Parking is among the biggest complaints from the student body. More people means more cars. Many students have had to park farther away from their dorms and the center of campus. Students are demanding additional parking or permission to use the Healthplex parking lot, but public safety is reluctant.
“The fact is, if we added more parking on campus, it would be even further away from where people wanted to go and really wouldn't accomplish anything other than spend money,” said Mike Warren, Director of Public Safety on MC’s campus.
Despite the increase of students living on campus, MC has not reached full capacity. Ratliff Hall, the residential building located to the south of Chrestman Hall, remains fully vacant. In addition, two on-campus parking lots are consistently near-empty (though this may soon change in the years to come).
Some nearby areas with reliable access to parking include the parking lot behind the parking garage next to the baseball fields and the parking lot behind First Baptist Church of Clinton next to Lion’s Club Park.
In the Classroom
Another area of Mississippi College that has been affected by the sudden influx of students is the classroom.
Penny McNair, assistant professor in the Department of Kinesiology, estimates that her class size has increased by five to ten students per class. McNair believes that the biggest challenge will be advising all the new students, but she says that she is very excited to see them filling the campus.

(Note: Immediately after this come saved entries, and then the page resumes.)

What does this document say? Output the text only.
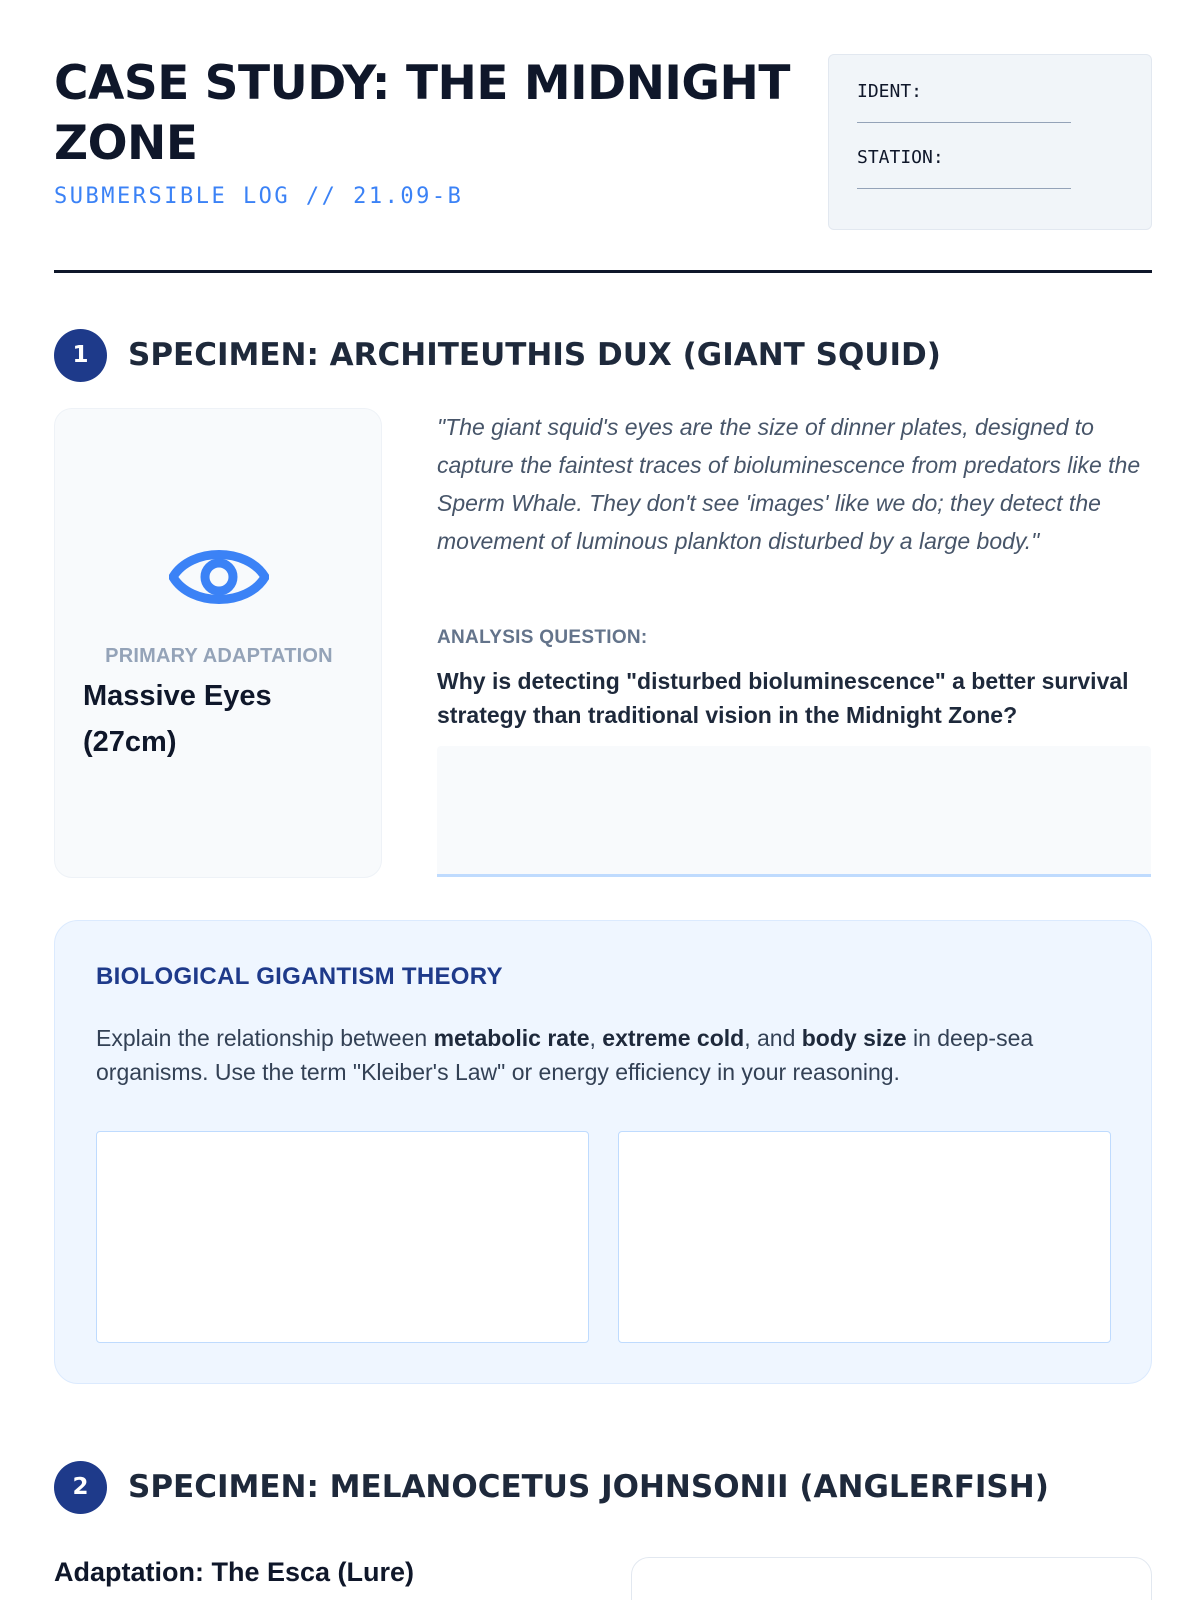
CASE STUDY: THE MIDNIGHT ZONE
SUBMERSIBLE LOG // 21.09-B
IDENT:
STATION:
1	SPECIMEN: ARCHITEUTHIS DUX (GIANT SQUID)
PRIMARY ADAPTATION
Massive Eyes (27cm)

"The giant squid's eyes are the size of dinner plates, designed to capture the faintest traces of bioluminescence from predators like the Sperm Whale. They don't see 'images' like we do; they detect the movement of luminous plankton disturbed by a large body."

ANALYSIS QUESTION:

Why is detecting "disturbed bioluminescence" a better survival strategy than traditional vision in the Midnight Zone?

BIOLOGICAL GIGANTISM THEORY

Explain the relationship between metabolic rate, extreme cold, and body size in deep-sea organisms. Use the term "Kleiber's Law" or energy efficiency in your reasoning.

2	SPECIMEN: MELANOCETUS JOHNSONII (ANGLERFISH)
Adaptation: The Esca (Lure)
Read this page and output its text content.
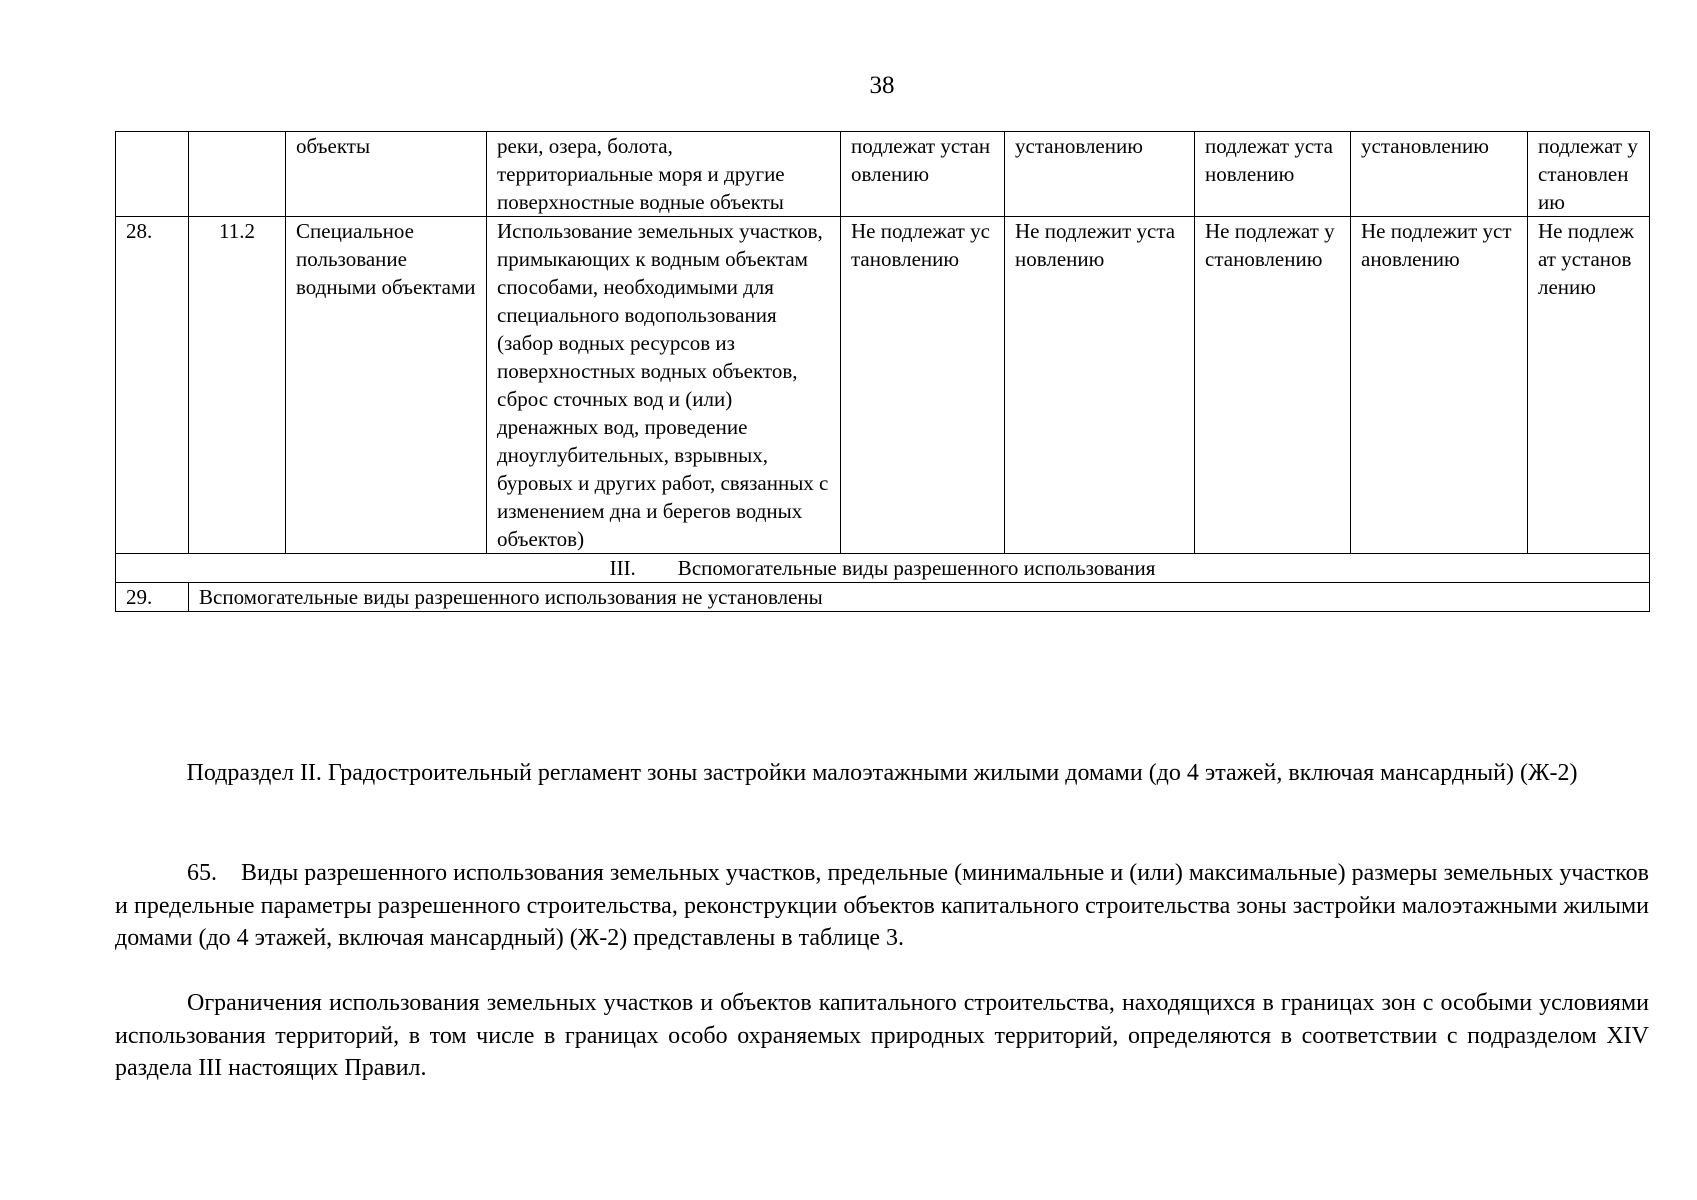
38
		объекты	реки, озера, болота, территориальные моря и другие поверхностные водные объекты	подлежат установлению	установлению	подлежат установлению	установлению	подлежат установлению
28.	11.2	Специальное пользование водными объектами	Использование земельных участков, примыкающих к водным объектам способами, необходимыми для специального водопользования (забор водных ресурсов из поверхностных водных объектов, сброс сточных вод и (или) дренажных вод, проведение дноуглубительных, взрывных, буровых и других работ, связанных с изменением дна и берегов водных объектов)	Не подлежат установлению	Не подлежит установлению	Не подлежат установлению	Не подлежит установлению	Не подлежат установлению
III.  Вспомогательные виды разрешенного использования								
29.	Вспомогательные виды разрешенного использования не установлены							
Подраздел II. Градостроительный регламент зоны застройки малоэтажными жилыми домами (до 4 этажей, включая мансардный) (Ж-2)

65. Виды разрешенного использования земельных участков, предельные (минимальные и (или) максимальные) размеры земельных участков и предельные параметры разрешенного строительства, реконструкции объектов капитального строительства зоны застройки малоэтажными жилыми домами (до 4 этажей, включая мансардный) (Ж-2) представлены в таблице 3.

Ограничения использования земельных участков и объектов капитального строительства, находящихся в границах зон с особыми условиями использования территорий, в том числе в границах особо охраняемых природных территорий, определяются в соответствии с подразделом XIV раздела III настоящих Правил.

Despite the challenges of the recent influx, student-led ministries, such as the Fellowship of Christian Athletes, remain confident in spreading the Gospel as the campus nears maximum capacity. FCA’s mission is to “spread the Gospel through inspiring student-led devotions, worship, and personal testimonies,” said Gracelyn Noss, FCA intern.
Noss expects FCA to thrive amidst increasing numbers, emphasizing their unwavering ministerial priority.
“[FCA is] to be a place where students can come and know Jesus,” said Noss, “and that will be a priority with any number of students we have now or in the future.”
Many changes have been made to campus dining this semester. Chick-fil-A has debuted two new menu items, the frosted and iced coffee. Additionally, campus dining has implemented minor design changes in the Caf to accommodate the increased population of students.
Hanging the TVs over the Caf’s food stations and regularly opening up both swipe lines have optimized students’ dining experiences. Along with design changes, Steve Smith, Director of Campus Dining, wants to bridge the gap between students and campus dining, creating a direct line of communication between the two.
“We do listen to feedback, good and bad,” said Smith, “We'd like to add more of the good stuff and eliminate the bad. [The campus dining staff] is very approachable.”
This open line of communication invites students with food allergies to share what foods best fit their dietary needs. Smith and his team are working diligently to change the negative stigma of the Caf that arose in the past.